…Машина «Скорой помощи», которая возвращалась с выезда в одну из больниц, подобрала их – невменяемого парнишку, который тащил на руках мертвую изуродованную девочку. Немалых трудов стоило отобрать у него тело. Отдал и успокоился лишь тогда, когда догадливая фельдшер пообещала, что все «васильки» оставят ей.

– Это цикорий, – зачем-то поправила медсестра, но он не возражал:

– Хорошо. Все четыре?

– Все-все, – заверила врач, вкалывая на всякий случай ему успокоительное. Экипаж «Скорой» состоял из двух женщин плюс санитар за рулем, человек в возрасте, а паренек крепкий. Если начнет буйствовать, не сладят. Лекарство начало действовать, он одобрил, заметно обмякая:

– Это хорошо… на могилки же всегда четное кладут, да?

– Четное, четное, – заверила врач.

Сообща женщины уложили обоих на носилки, прикрыли одной простыней, больше чистых не было.

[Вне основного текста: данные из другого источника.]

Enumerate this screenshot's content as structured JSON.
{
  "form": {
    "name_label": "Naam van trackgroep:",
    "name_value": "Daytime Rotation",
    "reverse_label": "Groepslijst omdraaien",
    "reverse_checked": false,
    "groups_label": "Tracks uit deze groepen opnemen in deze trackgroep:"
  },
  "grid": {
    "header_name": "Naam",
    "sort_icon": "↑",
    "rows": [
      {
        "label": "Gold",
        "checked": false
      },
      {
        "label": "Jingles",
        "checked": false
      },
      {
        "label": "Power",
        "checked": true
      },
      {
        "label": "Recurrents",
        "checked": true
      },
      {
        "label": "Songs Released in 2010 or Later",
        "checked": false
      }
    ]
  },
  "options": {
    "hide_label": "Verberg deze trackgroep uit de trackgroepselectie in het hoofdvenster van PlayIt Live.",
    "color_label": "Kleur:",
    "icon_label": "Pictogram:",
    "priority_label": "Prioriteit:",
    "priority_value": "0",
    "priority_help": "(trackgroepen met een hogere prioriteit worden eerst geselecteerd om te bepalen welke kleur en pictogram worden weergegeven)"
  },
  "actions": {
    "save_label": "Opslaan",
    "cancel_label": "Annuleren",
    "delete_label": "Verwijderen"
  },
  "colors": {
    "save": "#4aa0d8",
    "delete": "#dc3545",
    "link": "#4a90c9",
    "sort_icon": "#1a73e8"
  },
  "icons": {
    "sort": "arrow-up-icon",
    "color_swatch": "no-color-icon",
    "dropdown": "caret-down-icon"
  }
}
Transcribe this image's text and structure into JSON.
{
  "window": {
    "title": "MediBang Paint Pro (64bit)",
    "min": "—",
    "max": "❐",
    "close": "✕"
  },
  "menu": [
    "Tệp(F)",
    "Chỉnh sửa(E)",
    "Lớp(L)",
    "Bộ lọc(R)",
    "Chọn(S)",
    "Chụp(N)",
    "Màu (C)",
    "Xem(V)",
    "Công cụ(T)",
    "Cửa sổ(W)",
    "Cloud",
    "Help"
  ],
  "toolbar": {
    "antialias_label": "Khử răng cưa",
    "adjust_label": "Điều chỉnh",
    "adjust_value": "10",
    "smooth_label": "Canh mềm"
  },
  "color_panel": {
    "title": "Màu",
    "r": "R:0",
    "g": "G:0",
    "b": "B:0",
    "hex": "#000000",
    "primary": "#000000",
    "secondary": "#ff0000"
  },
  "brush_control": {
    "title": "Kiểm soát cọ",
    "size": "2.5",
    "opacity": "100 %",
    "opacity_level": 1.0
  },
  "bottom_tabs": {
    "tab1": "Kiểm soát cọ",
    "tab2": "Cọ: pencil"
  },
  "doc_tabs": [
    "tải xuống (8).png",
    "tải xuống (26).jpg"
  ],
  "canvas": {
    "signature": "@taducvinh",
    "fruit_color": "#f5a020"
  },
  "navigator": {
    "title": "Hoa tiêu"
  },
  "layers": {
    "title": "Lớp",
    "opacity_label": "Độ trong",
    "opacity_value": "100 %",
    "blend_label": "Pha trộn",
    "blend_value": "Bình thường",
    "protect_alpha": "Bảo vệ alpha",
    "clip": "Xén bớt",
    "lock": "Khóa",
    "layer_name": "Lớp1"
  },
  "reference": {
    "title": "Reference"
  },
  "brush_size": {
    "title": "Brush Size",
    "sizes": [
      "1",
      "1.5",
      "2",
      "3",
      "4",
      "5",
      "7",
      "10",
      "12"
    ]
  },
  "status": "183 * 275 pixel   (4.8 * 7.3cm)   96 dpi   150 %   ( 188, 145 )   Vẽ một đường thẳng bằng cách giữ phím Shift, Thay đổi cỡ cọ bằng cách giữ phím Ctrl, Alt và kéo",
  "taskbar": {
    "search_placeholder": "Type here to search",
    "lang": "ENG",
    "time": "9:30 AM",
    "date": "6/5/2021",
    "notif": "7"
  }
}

Некоторое время проехали молча, потом медсестра спросила:

– Неужели же он?

– Кто знает? – отозвалась фельдшер. – Разберутся. – И попросила санитара: – Остановите у телефонной будки.

К тому времени, когда они прибыли в больницу, их уже ожидала опергруппа с Петровки.

…Настоящий убийца был уже далеко. Чужая обувь, на несколько размеров больше, сбила-таки одну ногу, но он все равно двигался бодро и уверенно.

Маршруты отхода давно и тщательно отработаны, намечены места, где можно отмыться, тщательно, с одеколоном, вычистить ногти, пригладить рассыпавшиеся волосы. Не то чтобы он боялся грязным выйти в свет, не прямо сейчас он собирался к людям, просто привык к опрятности. Очень любил он и чистые вещи – свои, не те, которые добывал на своих вылазках. Эти тряпки – платья, чулки и прочее – он оставлял себе на память, чтобы хотя бы мысленно возвращаться к жгучим, сладким воспоминаниям о своих триумфах. О том, как это все было с его новыми подругами, о том, как он был настоящим самим собой, могучим и всесильным, воплощал абсолютно все, о чем мечталось, что было интересно – а ему с детства было интересно, что у кукол под платьем. И вещи он любил.

Только что с этим футляром делать? Он уже осмотрел и оценил: в нем пустячная маленькая скрипка, да еще и с инвентарным номером. Такую не снесешь на толкучку, перекупщики не рискнут взять.

Бросить, что ли? Но душонка восставала против подобного «варварства». Хотя все равно придется – и от скрипки, и от тряпичных трофеев избавиться.

Поджечь все к дьяволу?

Продавать тряпки он не станет, хотя на них и следа никакого нет, но он горд. Он и «сувениры», прихваченные у подруг, продавал с огромным трудом только ради тренировки, пробы. Он горд, и эту черту надо как-то изживать. Но ведь эти клуши на базаре, они смотрят так унизительно, сочувствующе – это на него-то, ха! Будь они помоложе, попадись на узенькой дорожке…

Есть и более серьезный резон: таскаться с узлами-вещами рискованно. Не ровен час, остановят для проверки или случайный прохожий увидит, заподозрит неладное.

«Ладно, по ходу дела решу». Размышляя о том, как быть дальше, он не забывал тщательно путать следы, точь-в-точь как писали в книжках. Кружил зайцем, делая петли, то и дело брызгал по ходу следа припасенным керосином, нарочито шлепал по лужам, болотцам. И вот, проделав порядочно километров, он добрался до своей потайной берлоги.

Это был дзот. Изучая местность, он как-то случайно набрел на него, облюбовал как склад и место отдыха. И очень удачно получилось! Дотов в округе было много, все уже были обнаружены и загажены, а этот дзот был чист, цел и укрыт отменно – потому его никто и не отыскал до сей поры.

Через осевшие остатки окопа он прошел ко входу, нагнув голову, пробрался через крошечную «прихожую», замешкался на пороге – две ступеньки вниз вели в камеру с амбразурой. В ней был свежо, ведь сохранившийся воздуховод для отвода пороховых газов он лично вычищал. Тут же, по стенам, развешаны и трофеи, каждые на своей вешалке, сгруппированные по своим бывшим хозяйкам.